5. INVASION OF FRANCE—GAMES—THE ABBÉ DE CHATEAUBRIAND

Dieppe, Vallée-aux-Loups, December 1813

FROM DIEPPE, where the police injunction had forced me to take refuge, I have been permitted to return to the Vallée-aux-Loups, where I am now picking up the thread of my narrative again. The earth trembles under the footsteps of foreign soldiers who are at this very moment invading my native land. I write this, like the last Romans, amid the tumult of Barbarian invasion. By day, I scribble pages as agitated as the events of the moment;* by night, when the rumble of distant gunfire fades from my woods, I return in silence to those years that sleep in the grave, to the peace of my earliest memories. How narrow and short is one man’s past beside the vast present of the nations and the immensity of their future!

Mathematics, Greek, and Latin occupied the whole of my winter at school. What time was not dedicated to study was given over to those childhood games that are the same in all places. The little Englishman, the little German, the little Italian, the little Spaniard, the little Iroquois, the little Bedouin—all of them roll hoops and throw the ball. Children are brothers of one great family and lose their common features only when they lose their innocence. It’s the same the world over. The passions, modified by climates, governments, and customs, form the different nations; humankind ceases to speak and understand the same language: it is society that is the true Tower of Babel.

One morning, I was engrossed in a game of prisoner’s base in the schoolyard when I was told that I was wanted. I followed the servant to the main gate. I found a large, red-faced man with a brusque and impatient way about him, a ferocious tone of voice, carrying a stick in his hand and wearing a badly curled black wig, a torn cassock that he had tucked into his pockets, dusty shoes, and stockings with gaping holes at the heels.

“You,” he said. “Little wretch. Are you not the Chevalier de Chateaubriand de Combourg?”

“Yes, Monsieur,” I replied, stunned by the way he spoke to me.

“And I,” he said, almost foaming at the mouth, “I am the last of the oldest branch of your family. I am the Abbé de Chateaubriand de la Guérande. Take a good look at me now.”

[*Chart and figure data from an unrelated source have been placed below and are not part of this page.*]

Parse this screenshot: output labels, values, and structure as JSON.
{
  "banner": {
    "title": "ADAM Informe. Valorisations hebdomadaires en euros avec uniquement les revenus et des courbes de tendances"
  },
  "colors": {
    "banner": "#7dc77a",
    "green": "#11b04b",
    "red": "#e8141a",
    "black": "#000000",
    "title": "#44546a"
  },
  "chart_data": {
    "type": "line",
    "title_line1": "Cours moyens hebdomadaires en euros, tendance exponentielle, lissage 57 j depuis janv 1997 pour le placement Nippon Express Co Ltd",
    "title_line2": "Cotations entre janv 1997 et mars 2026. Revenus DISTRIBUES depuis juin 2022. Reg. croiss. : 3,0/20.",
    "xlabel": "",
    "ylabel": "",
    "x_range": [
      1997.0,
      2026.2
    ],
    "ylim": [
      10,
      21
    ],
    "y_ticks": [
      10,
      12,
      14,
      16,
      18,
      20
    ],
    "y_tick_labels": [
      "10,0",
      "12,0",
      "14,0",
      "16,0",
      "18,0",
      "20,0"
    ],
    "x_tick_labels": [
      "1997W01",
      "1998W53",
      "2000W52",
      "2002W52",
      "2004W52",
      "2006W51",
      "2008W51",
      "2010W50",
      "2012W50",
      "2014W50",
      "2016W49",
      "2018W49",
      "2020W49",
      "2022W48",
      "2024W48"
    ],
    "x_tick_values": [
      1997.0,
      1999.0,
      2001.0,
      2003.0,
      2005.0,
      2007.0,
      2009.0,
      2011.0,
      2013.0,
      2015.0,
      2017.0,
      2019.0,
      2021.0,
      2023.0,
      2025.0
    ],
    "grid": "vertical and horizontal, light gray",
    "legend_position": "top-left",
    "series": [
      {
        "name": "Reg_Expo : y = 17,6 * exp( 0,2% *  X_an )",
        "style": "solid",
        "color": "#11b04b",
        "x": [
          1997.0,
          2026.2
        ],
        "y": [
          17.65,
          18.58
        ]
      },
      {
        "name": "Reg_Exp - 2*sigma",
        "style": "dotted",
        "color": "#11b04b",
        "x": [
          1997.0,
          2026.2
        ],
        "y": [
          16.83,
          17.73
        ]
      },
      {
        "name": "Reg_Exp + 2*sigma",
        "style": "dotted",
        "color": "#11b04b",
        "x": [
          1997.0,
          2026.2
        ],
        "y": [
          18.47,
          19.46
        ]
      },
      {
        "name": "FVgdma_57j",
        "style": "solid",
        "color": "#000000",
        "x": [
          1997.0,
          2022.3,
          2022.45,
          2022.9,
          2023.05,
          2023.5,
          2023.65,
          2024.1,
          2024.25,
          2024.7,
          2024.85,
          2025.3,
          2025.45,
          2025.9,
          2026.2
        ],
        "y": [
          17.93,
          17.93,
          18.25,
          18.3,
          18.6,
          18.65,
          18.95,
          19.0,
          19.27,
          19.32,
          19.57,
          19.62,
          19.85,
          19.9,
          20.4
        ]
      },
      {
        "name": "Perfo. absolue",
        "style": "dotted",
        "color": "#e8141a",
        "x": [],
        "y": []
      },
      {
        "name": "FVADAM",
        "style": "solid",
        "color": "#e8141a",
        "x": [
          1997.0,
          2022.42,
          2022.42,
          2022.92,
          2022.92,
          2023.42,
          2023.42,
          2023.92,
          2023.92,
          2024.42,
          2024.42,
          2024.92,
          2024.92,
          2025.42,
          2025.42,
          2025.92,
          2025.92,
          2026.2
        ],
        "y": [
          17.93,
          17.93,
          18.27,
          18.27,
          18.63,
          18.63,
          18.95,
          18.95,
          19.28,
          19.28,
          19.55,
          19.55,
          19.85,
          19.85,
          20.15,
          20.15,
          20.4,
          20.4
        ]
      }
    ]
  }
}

The proud priest put his hand in the fob pocket of his old plush breeches, pulled out a moldy six-franc coin wrapped in greasy paper, flung the thing at my nose, and continued his journey afoot, muttering his matins with a furious air. I have since learned that the Prince de Condé once offered this country cleric the post of tutor to the Duc de Bourbon. The bumptious priest replied that the prince, as the owner of the Chateaubriand barony, ought to know that the heirs to this barony might have tutors, but that they would be tutors to no man. Such hauteur was the chief failing of my family. In my father it was odious; my brother took it to ridiculous lengths, and it has passed down to some degree to his eldest son. I am not quite sure, despite my Republican leanings, whether I have entirely shaken it off myself, much as I have tried to conceal it.